Halliburton’s Kazakhstan operations reportedly violated customs laws by shifting imported equipment to operations that were not exempt from customs duties.

Halliburton, the world’s No. 2 oil services company, has worked in Kazakhstan for Agip, Kazakhoil Aktobe and Tengizchevroil (TCO), the joint venture between Exxon Mobil, Chevron Corp. and KazmunayGas. Agip and TCO are exempted from customs duties and taxes. Equipment brought in to the country as part of those companies’ operations is also exempted.

However, an audit by customs officials showed Halliburton imported goods that were being used on other projects, which resulted in the criminal case.
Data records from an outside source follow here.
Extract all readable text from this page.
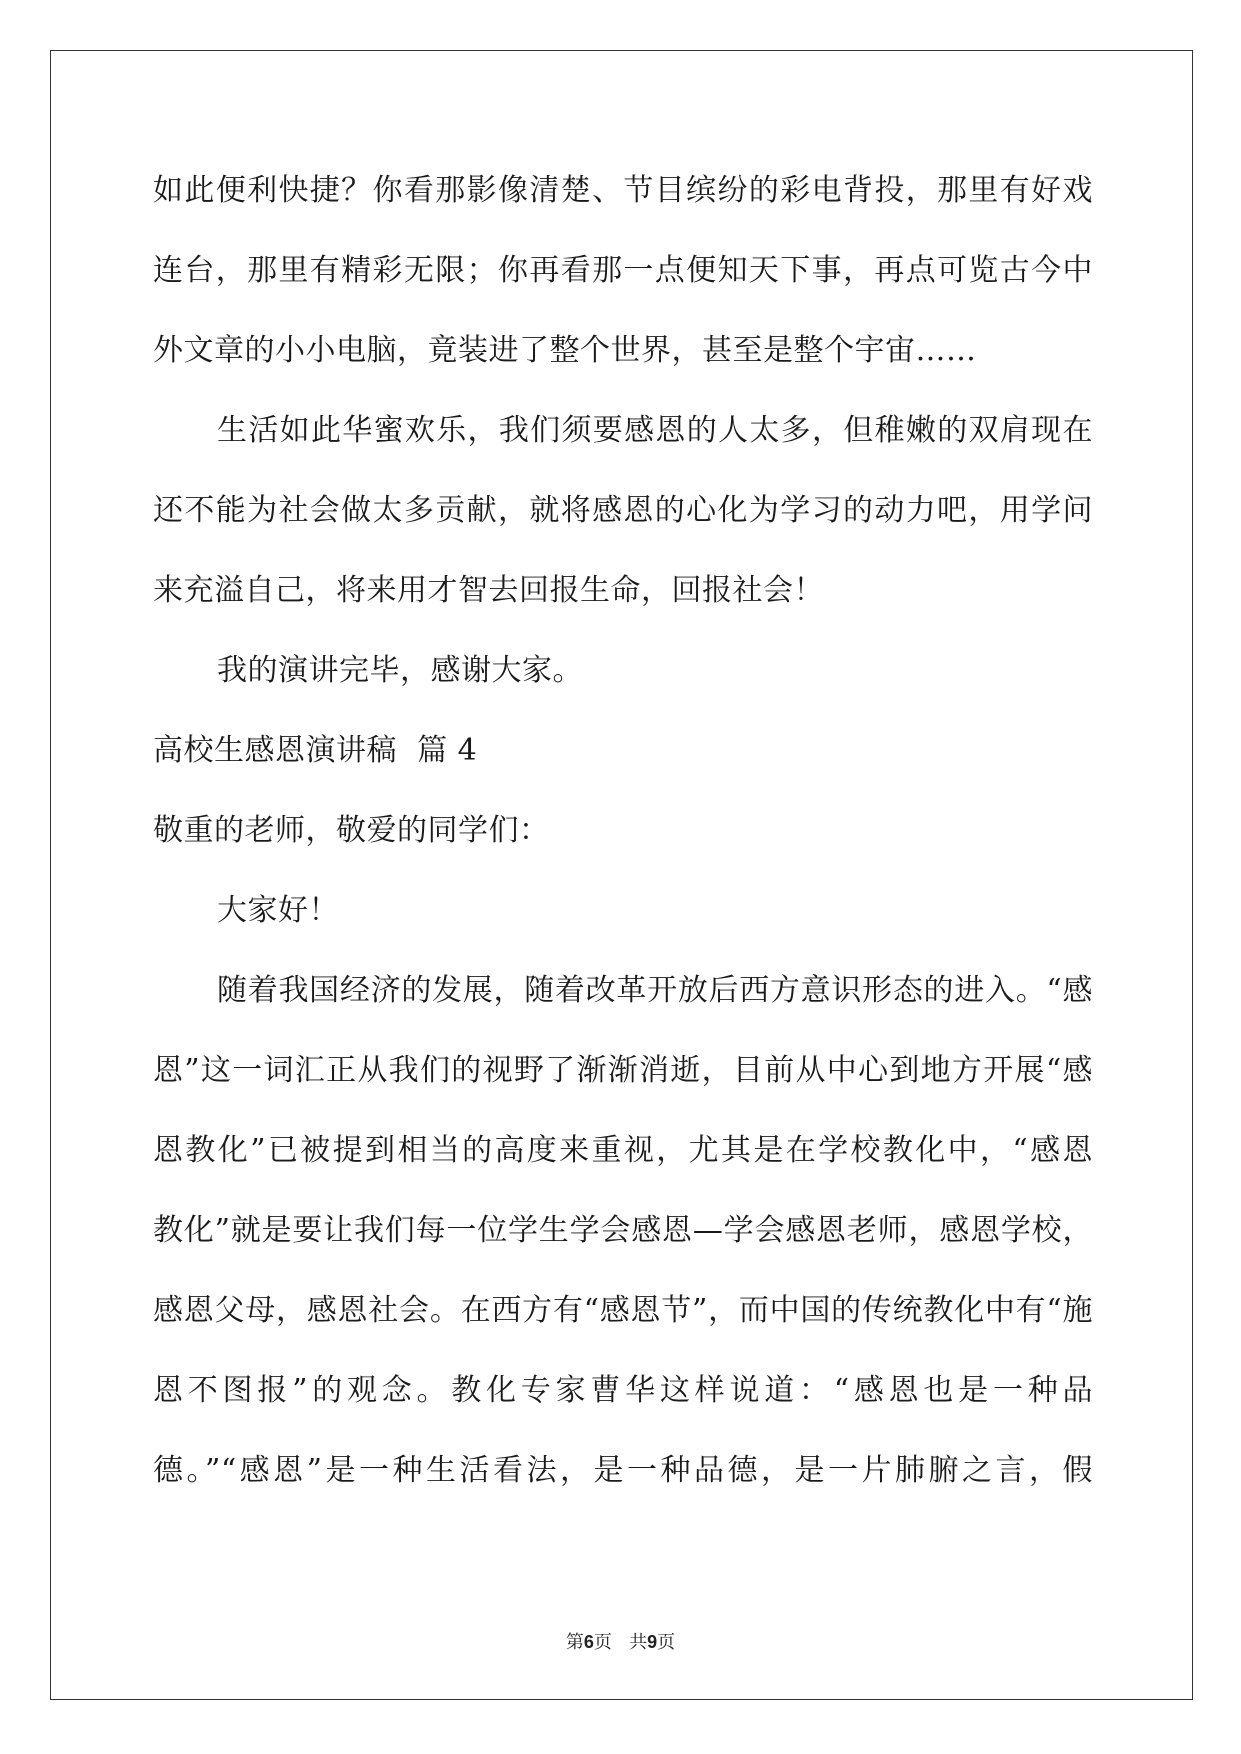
如此便利快捷？你看那影像清楚、节目缤纷的彩电背投，那里有好戏
连台，那里有精彩无限；你再看那一点便知天下事，再点可览古今中
外文章的小小电脑，竟装进了整个世界，甚至是整个宇宙……
生活如此华蜜欢乐，我们须要感恩的人太多，但稚嫩的双肩现在
还不能为社会做太多贡献，就将感恩的心化为学习的动力吧，用学问
来充溢自己，将来用才智去回报生命，回报社会！
我的演讲完毕，感谢大家。
高校生感恩演讲稿  篇 4
敬重的老师，敬爱的同学们：
大家好！
随着我国经济的发展，随着改革开放后西方意识形态的进入。“感
恩”这一词汇正从我们的视野了渐渐消逝，目前从中心到地方开展“感
恩教化”已被提到相当的高度来重视，尤其是在学校教化中，“感恩
教化”就是要让我们每一位学生学会感恩—学会感恩老师，感恩学校，
感恩父母，感恩社会。在西方有“感恩节”，而中国的传统教化中有“施
恩不图报”的观念。教化专家曹华这样说道：“感恩也是一种品
德。”“感恩”是一种生活看法，是一种品德，是一片肺腑之言，假
第6页   共9页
The company said it was cooperating with the customs investigation into its operations there.

Energy companies have flocked to Kazakhstan in recent years to take advantage of the country’s access to the Caspian Sea’s oil reserves.
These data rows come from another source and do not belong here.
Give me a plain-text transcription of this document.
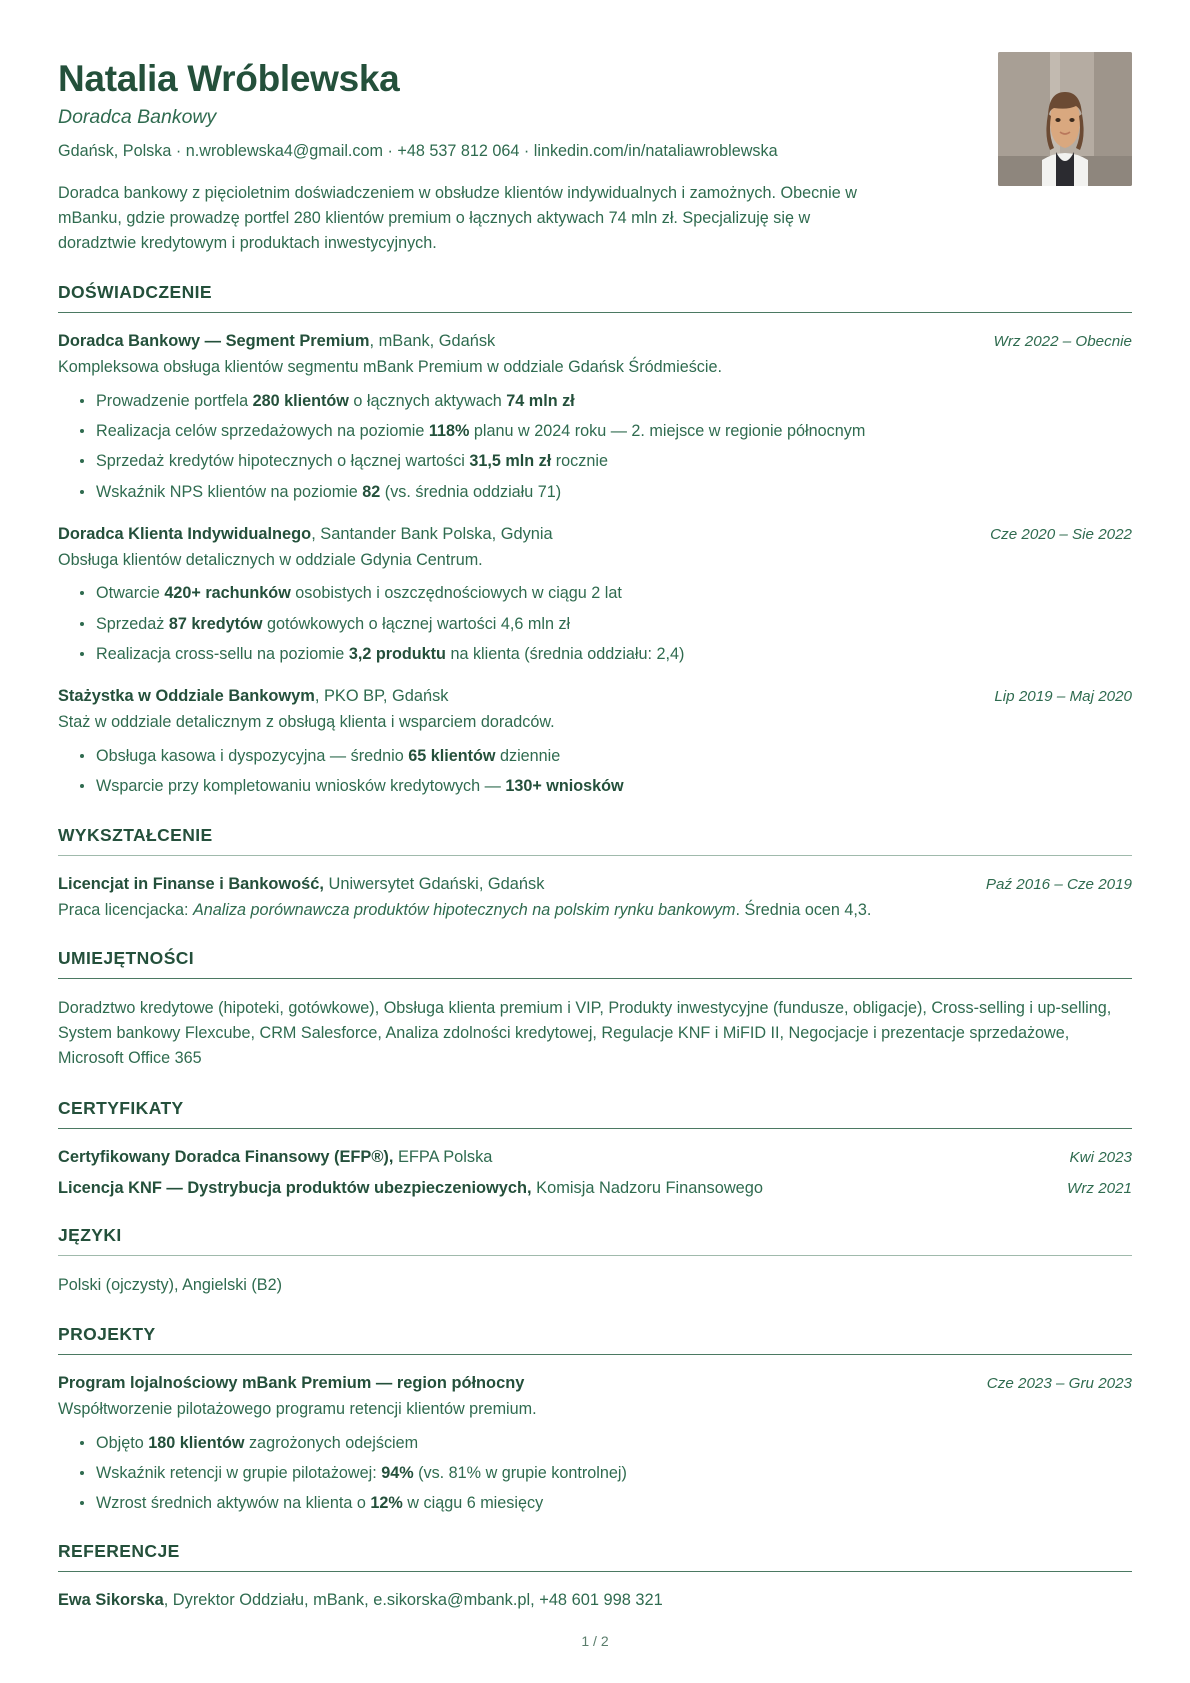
Natalia Wróblewska
Doradca Bankowy
Gdańsk, Polska · n.wroblewska4@gmail.com · +48 537 812 064 · linkedin.com/in/nataliawroblewska
Doradca bankowy z pięcioletnim doświadczeniem w obsłudze klientów indywidualnych i zamożnych. Obecnie w mBanku, gdzie prowadzę portfel 280 klientów premium o łącznych aktywach 74 mln zł. Specjalizuję się w doradztwie kredytowym i produktach inwestycyjnych.
DOŚWIADCZENIE
Doradca Bankowy — Segment Premium, mBank, Gdańsk	Wrz 2022 – Obecnie
Kompleksowa obsługa klientów segmentu mBank Premium w oddziale Gdańsk Śródmieście.
Prowadzenie portfela 280 klientów o łącznych aktywach 74 mln zł
Realizacja celów sprzedażowych na poziomie 118% planu w 2024 roku — 2. miejsce w regionie północnym
Sprzedaż kredytów hipotecznych o łącznej wartości 31,5 mln zł rocznie
Wskaźnik NPS klientów na poziomie 82 (vs. średnia oddziału 71)
Doradca Klienta Indywidualnego, Santander Bank Polska, Gdynia	Cze 2020 – Sie 2022
Obsługa klientów detalicznych w oddziale Gdynia Centrum.
Otwarcie 420+ rachunków osobistych i oszczędnościowych w ciągu 2 lat
Sprzedaż 87 kredytów gotówkowych o łącznej wartości 4,6 mln zł
Realizacja cross-sellu na poziomie 3,2 produktu na klienta (średnia oddziału: 2,4)
Stażystka w Oddziale Bankowym, PKO BP, Gdańsk	Lip 2019 – Maj 2020
Staż w oddziale detalicznym z obsługą klienta i wsparciem doradców.
Obsługa kasowa i dyspozycyjna — średnio 65 klientów dziennie
Wsparcie przy kompletowaniu wniosków kredytowych — 130+ wniosków
WYKSZTAŁCENIE
Licencjat in Finanse i Bankowość, Uniwersytet Gdański, Gdańsk	Paź 2016 – Cze 2019
Praca licencjacka: Analiza porównawcza produktów hipotecznych na polskim rynku bankowym. Średnia ocen 4,3.
UMIEJĘTNOŚCI
Doradztwo kredytowe (hipoteki, gotówkowe), Obsługa klienta premium i VIP, Produkty inwestycyjne (fundusze, obligacje), Cross-selling i up-selling, System bankowy Flexcube, CRM Salesforce, Analiza zdolności kredytowej, Regulacje KNF i MiFID II, Negocjacje i prezentacje sprzedażowe, Microsoft Office 365
CERTYFIKATY
Certyfikowany Doradca Finansowy (EFP®), EFPA Polska	Kwi 2023
Licencja KNF — Dystrybucja produktów ubezpieczeniowych, Komisja Nadzoru Finansowego	Wrz 2021
JĘZYKI
Polski (ojczysty), Angielski (B2)
PROJEKTY
Program lojalnościowy mBank Premium — region północny	Cze 2023 – Gru 2023
Współtworzenie pilotażowego programu retencji klientów premium.
Objęto 180 klientów zagrożonych odejściem
Wskaźnik retencji w grupie pilotażowej: 94% (vs. 81% w grupie kontrolnej)
Wzrost średnich aktywów na klienta o 12% w ciągu 6 miesięcy
REFERENCJE
Ewa Sikorska, Dyrektor Oddziału, mBank, e.sikorska@mbank.pl, +48 601 998 321
1 / 2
The country accounts for about two-thirds of the Caspian’s 1.5 million barrels per day of oil production, and is estimated to have reserves of between 9 billion to 17.6 billion barrels.

Analysts have said they expect Kazakhstan’s oil production to reach 4 million barrels per day by 2020, with most of the production coming from the Tengiz, Karachaganak and Kashagan fields.

Much of the country’s oil is transported from Tengiz field to Russia’s Black Sea port of Novorossisk via the pipeline owned by the Caspian Pipeline Consortium.